Kebutuhan Sumber Dana yang Kian Mendesak
Penanganan sama artinya dengan
pendanaan. Tanpa dana, semua masalah akan terbengkalai, dan semua analisis akan
menjadi omong kosong. Untuk mengatasi sebuah persoalan dibutuhkan sebuah langkah
riil. Yaitu
1. Mengoptimalkan
segenap sumber daya pendanaan yang sudah ada
2. Meningkatkan
semua sumber yang berpotensi mendatangkan pemasukan bagi negara untuk membiayai
penyelesaian semua masalah yang dihadapi bangsa kita ini.
Governance, publik
maupun bisnis, harus diusahakan membaik secara bersamaan agar seluruh jajaran
aparat Negara (mulai dari birokrasi pemerintah, lembaga legislative dan lembaga
peradilan) dapat bersama-sama, bergotong royong, mengatasi masalah demi masalah
sesuai dengan bidang tugas masing-masing.

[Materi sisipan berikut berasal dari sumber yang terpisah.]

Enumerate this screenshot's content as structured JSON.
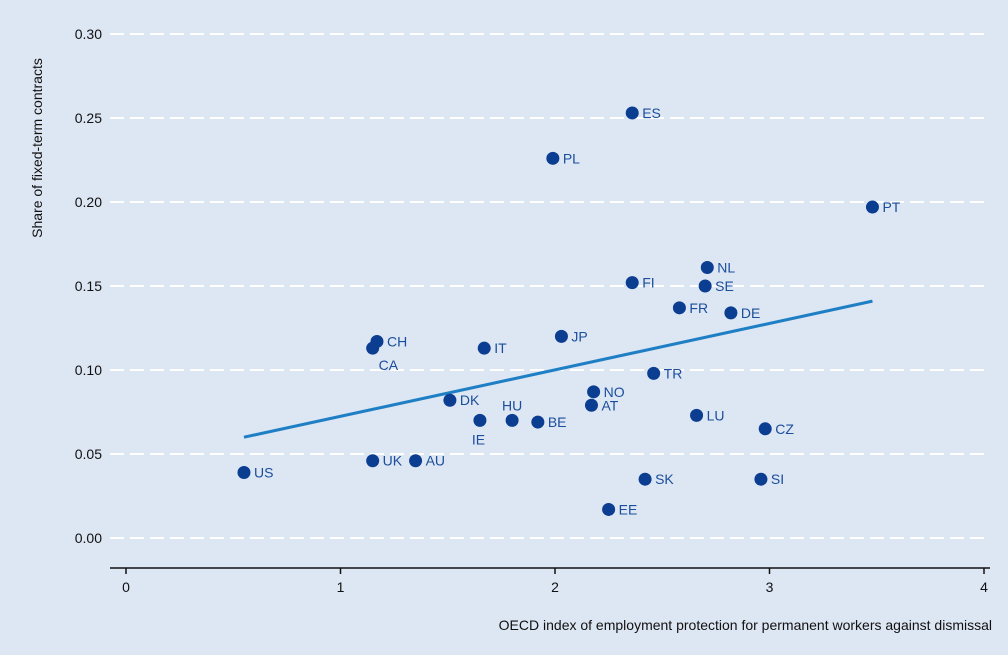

Pemberantasan korupsi harus
dilaksanakan terus demi mendukung penajaman efisiensi pemanfaatan keuangan
Negara.
Untuk
mengatasi sebuah persoalan, misalnya tentang infrastruktur fisik keras (jalan
raya, saluran irigasi, dan jarinagan rel kereta api), seluruh dana dalam satu
atau beberapa APBN saja tidak akan cukup. Demi memperbaiki pendidikan saja,
berbagai pos pengeluaran yang juga penting harus dikorbankan. Padahal, gaji 4
juta pegawai negeri harus dibayar, belanja militer harus tetap dipaksakan
alokasinya agar kapal-kapal asing tidak seenaknya masuk ke wilayah kita dan
seenaknya mengklaim sebagai warisan nenek moyangnya. Berbagai subsidi juga
harus dibayar terus agar kota-kota besar tidak menjadi lautan demonstran.
Maka
dari itu kita harus berusaha meningkatkan sumber ddana secara bertahap, sedikit
demi sedikit namun pasti. Seluruh komponen bangsa harus terlibat dalam upaya
besar ini, namun analisis selanjutnya akan ditekankan pada sector publik
mengingat kedudukan sentral Negara, khususnya pemerintah atau lembaga
eksekutif, sebagai mesin utama pembangunan nasional. dalam hal ini yan paling
berpengaruh adalah pajak, BUMN, potensi daerah.
B.
Hakikat Pajak Sebagai Sumber Pendapatan Negara
Semakin maju suatu
Negara, semakin besar pula peran pajaknya, karena Negara maju kian membatasi
diri dari peran sebagai pemain langsung dalam perekonomian melaui BUMN, BUMD,
dan sebagainya. Sesungguhnya pajak bukanlah sebuah beban, melainkan adalah
sebuah tanggung jawab alamiah. Semakin besar peran pajak, semakin besar pula
kekuatan moral dan pengaruh rakyat secara keseluruhan sebagai pembayar pajak.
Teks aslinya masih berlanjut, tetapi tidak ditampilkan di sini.